Revenues in the most recent quarter totaled $127.9 million, down from $134.5 million in the year-earlier quarter.
Holly Energy Partners provides petroleum product and crude oil transportation, terminalling, storage and throughput services to the petroleum industry, including HollyFrontier Corp. subsidiaries. The partnership, through its subsidiaries and joint ventures, owns and/or operates petroleum product and crude pipelines, tankage and terminals in Utah and eight other states, plus refinery processing units in Utah and Kansas.

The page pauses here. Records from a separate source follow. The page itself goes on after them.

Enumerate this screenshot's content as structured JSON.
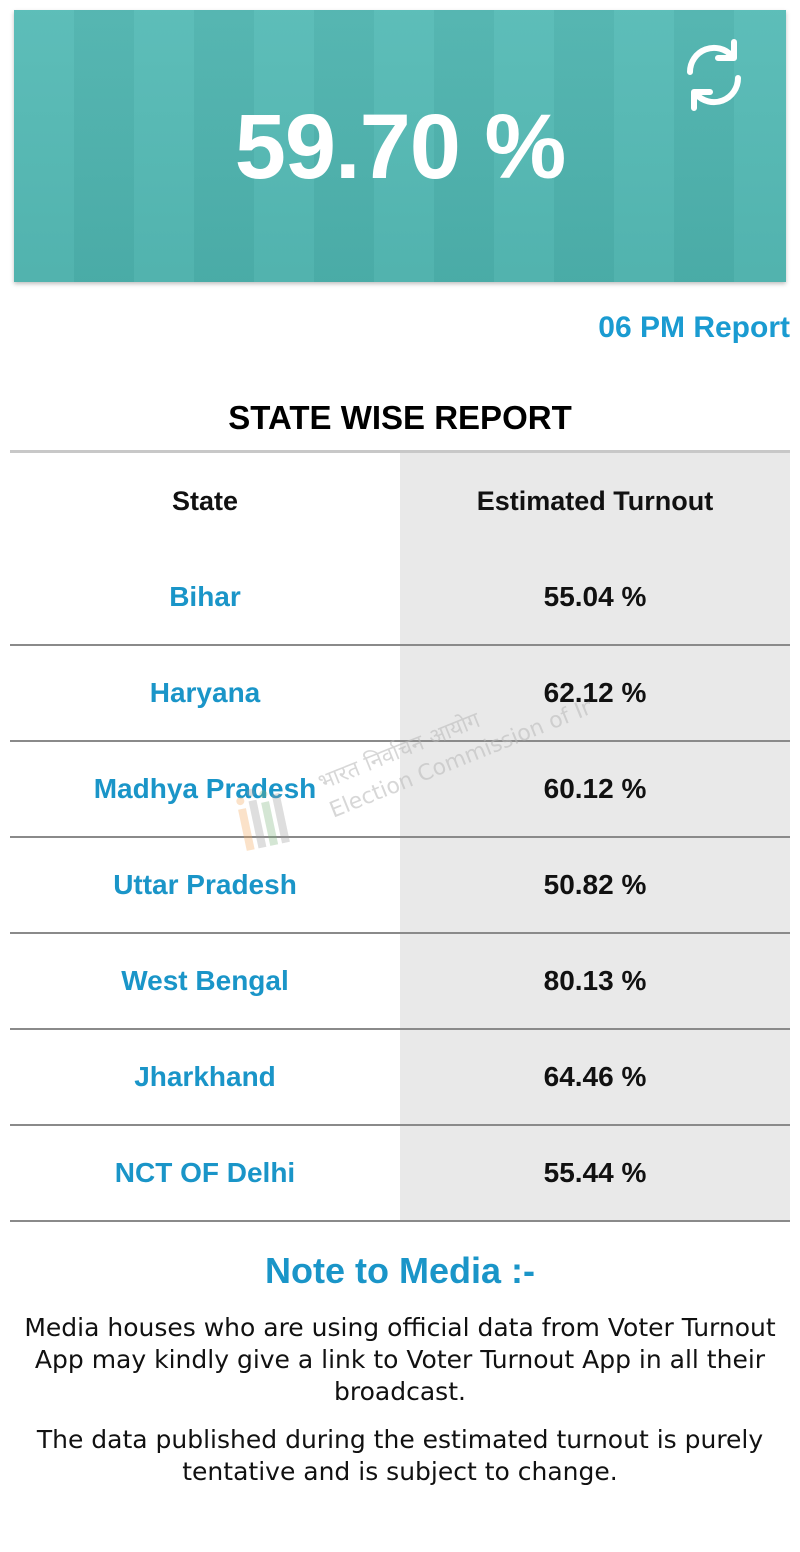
{
  "overall": {
    "turnout_label": "59.70 %",
    "turnout_value": 59.7,
    "refresh_icon": "refresh-icon",
    "report_time": "06 PM Report"
  },
  "table": {
    "title": "STATE WISE REPORT",
    "headers": {
      "state": "State",
      "turnout": "Estimated Turnout"
    },
    "rows": [
      {
        "state": "Bihar",
        "turnout": "55.04 %"
      },
      {
        "state": "Haryana",
        "turnout": "62.12 %"
      },
      {
        "state": "Madhya Pradesh",
        "turnout": "60.12 %"
      },
      {
        "state": "Uttar Pradesh",
        "turnout": "50.82 %"
      },
      {
        "state": "West Bengal",
        "turnout": "80.13 %"
      },
      {
        "state": "Jharkhand",
        "turnout": "64.46 %"
      },
      {
        "state": "NCT OF Delhi",
        "turnout": "55.44 %"
      }
    ]
  },
  "watermark": {
    "line1": "भारत निर्वाचन आयोग",
    "line2": "Election Commission of India"
  },
  "note": {
    "title": "Note to Media :-",
    "paragraph1": "Media houses who are using official data from Voter Turnout App may kindly give a link to Voter Turnout App in all their broadcast.",
    "paragraph2": "The data published during the estimated turnout is purely tentative and is subject to change."
  },
  "colors": {
    "hero_background": "#4fb8b3",
    "link_blue": "#1a95c8",
    "turnout_column_bg": "#e9e9e9"
  }
}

The company said COVID-19 has “created destruction of demand, as well as lack of forward visibility, for refined products and crude oil transportation, and for the terminalling and storage services that we provide. We expect a recovery of our services as demand for these essential products returns in the long run; however, there is little visibility on the timing for, or the extent of, this recovery in the near term.”
“HEP delivered solid first-quarter results, supported by safe and reliable operations and continued strength in both our crude and refined product transportation and storage systems. Additionally, HEP has changed its distribution strategy to allow for long-term financial strength and flexibility. The new distribution rate will allow HEP to retain an additional $130 million per year, which will be utilized to fully fund capital expenditures as well as reduce leverage.”